India's T20 World Cup demiseIndia's T20 World Cup demise

Pakistan has outshone India by a billion lumens ringing the death knell at India’s slow and unceremonious T20 demise. With the star-studded line up, Indians were favourite to win the World Cup and now all Indians are hanging their head in disbelief and disappointment trying to look for an answer.

India’s slow T20 World Cup death was finally complete on Monday morning when New Zealand dealt the final blow by beating Afghanistan to earn their spot in the semi-finals against England.

Australia, Pakistan, England and New Zealand have all made to the Semis and the two winners of the Semis will go to the finals.

The fallout from India’s early exit is likely to be huge but only cosmetic in some ways.

Also rad: Pakistan thrash India, teach Kohli and team how to play cricket

Virat Kohli will no longer be the T20 captain for India, hardly a seismic.

The Indian coach will change from Ravi Shastri to Rahul Dravid which may bring some welcome changes but perhaps again peripheral.

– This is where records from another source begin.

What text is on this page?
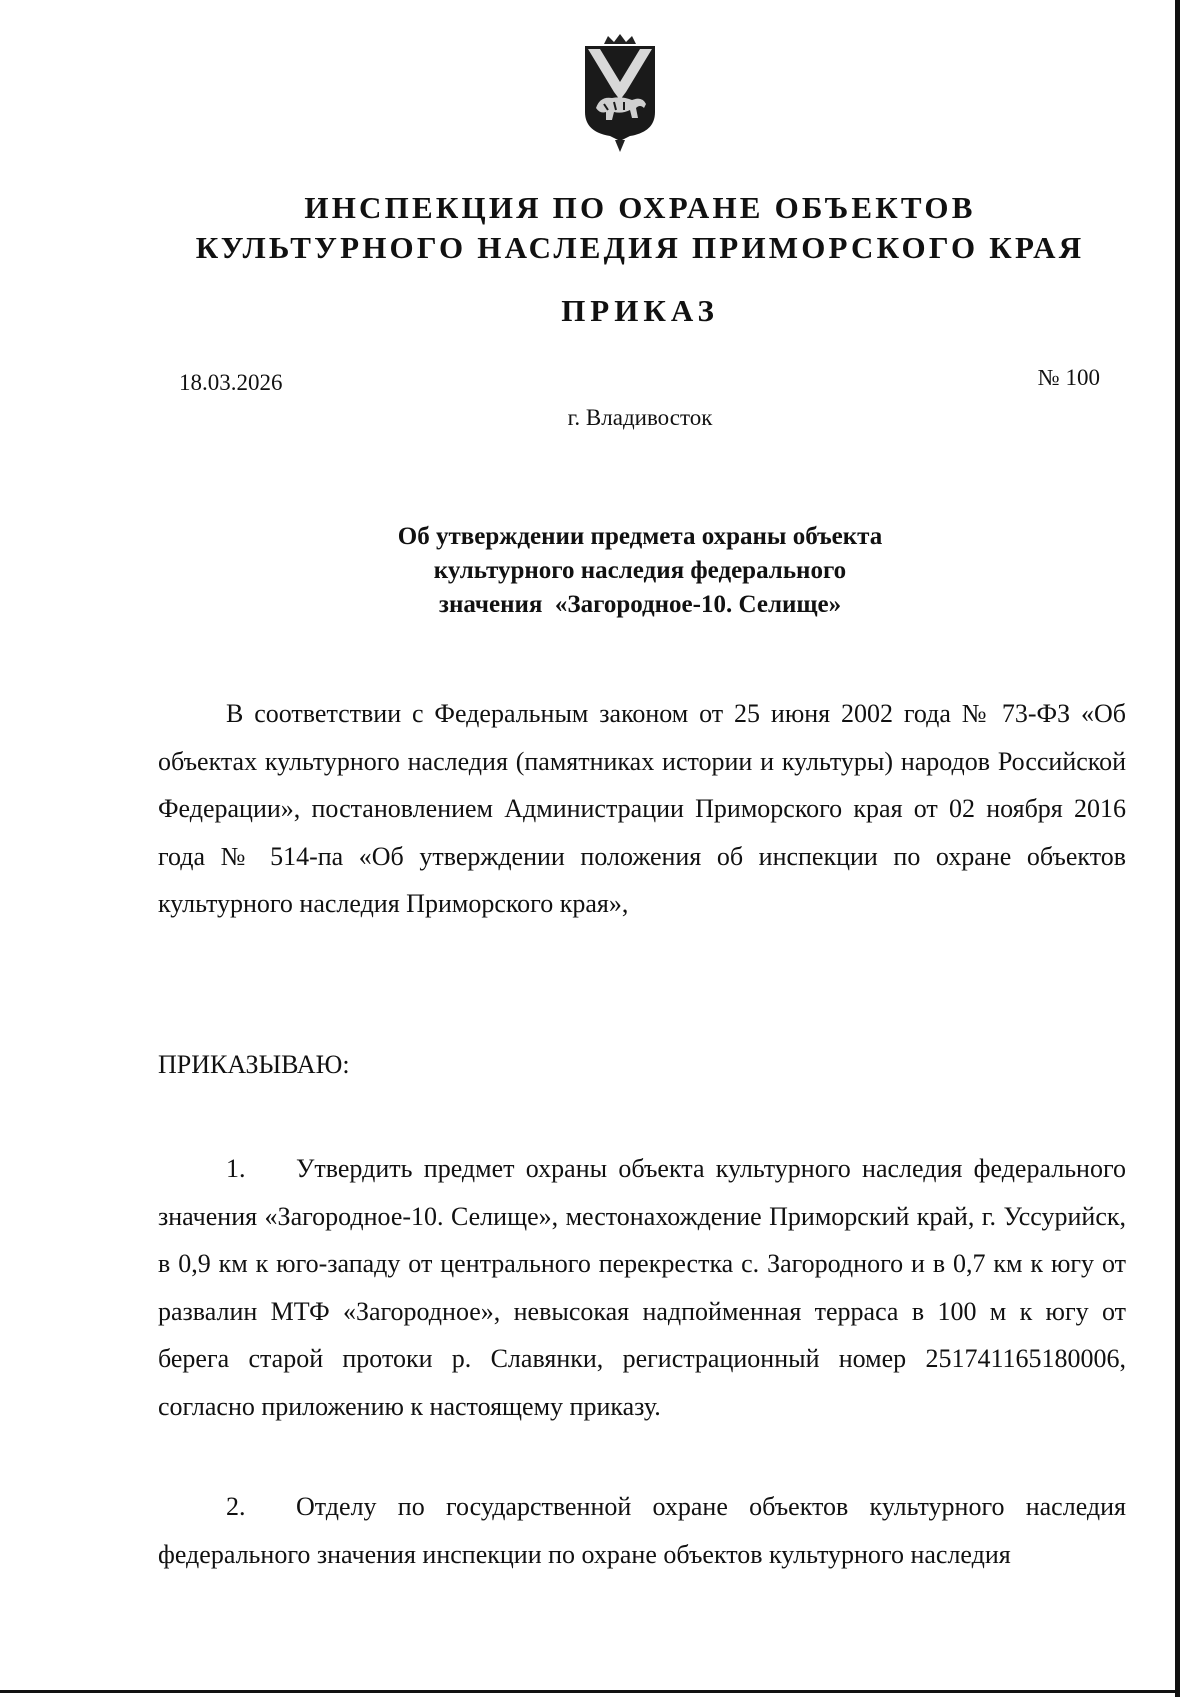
ИНСПЕКЦИЯ ПО ОХРАНЕ ОБЪЕКТОВ
КУЛЬТУРНОГО НАСЛЕДИЯ ПРИМОРСКОГО КРАЯ
ПРИКАЗ
18.03.2026	№ 100
г. Владивосток
Об утверждении предмета охраны объекта
культурного наследия федерального
значения  «Загородное-10. Селище»

В соответствии с Федеральным законом от 25 июня 2002 года № 73-ФЗ «Об объектах культурного наследия (памятниках истории и культуры) народов Российской Федерации», постановлением Администрации Приморского края от 02 ноября 2016 года № 514-па «Об утверждении положения об инспекции по охране объектов культурного наследия Приморского края»,

ПРИКАЗЫВАЮ:

1. Утвердить предмет охраны объекта культурного наследия федерального значения «Загородное-10. Селище», местонахождение Приморский край, г. Уссурийск, в 0,9 км к юго-западу от центрального перекрестка с. Загородного и в 0,7 км к югу от развалин МТФ «Загородное», невысокая надпойменная терраса в 100 м к югу от берега старой протоки р. Славянки, регистрационный номер 251741165180006, согласно приложению к настоящему приказу.

2. Отделу по государственной охране объектов культурного наследия федерального значения инспекции по охране объектов культурного наследия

These outcomes will not satisfy a disappointed cricket-mad nation of 1.38 billion, which hasn’t enjoyed an ICC World Cup win since 2011.

India lost the semi-finals in 2015 and 2019 ODI World Cups and the 2016 T20 World Cup.

Again India lost the World Test Championship final to New Zealand this year.

It’s not an exaggeration to say the T20 World Cup and 20-over-a-side cricket games only exists because of India who not only invented the format but also gifted it to the world.

And here we are – being booted out when we were the fav favourites to win the title which has eluded us since 2011.

Despite boasting a star-studded line-up, envy of much of the cricketing world, India failed to make it out of the pool stage in the UAE.

To the utmost pain of India cricket fans, Pakistan topped the Group and remained undefeated.

What the first two games have shown, has been known to the Indian cricket head honchos for millions of years and that is – if top order fails, India fails.

Thus, what India needs is the mental grit – “yes I can” state of mind drilled into the players to drill out what they currently have and seems to be “Once the seniors set the stage, I will try to chip in a bit”.

India needs a Kapil Dev of 1983 who scored 175 not out when the whole team had crumbled. It did not matter for him that he did not see runs on the scoreboard when he got to the crease. Neither did it matter for him that there was not a batsman padded up ready to come to do it for the team.

Indians seem to be mentally trained the wrong way – only on “whole team contribution” mantra.

They have incredibly sick pay packets which some may debate they do not deserve.

In light of India’s T20 demise, these un-Godly pampered spoilt cricketers need to be shown their actual place after so many colossal losses at the World Cup level.

The in-coming coach Rahul Dravid who was know as “wall” on the Test crease winning many games for India will be best served if some special attention is paid to the mental training of his squad.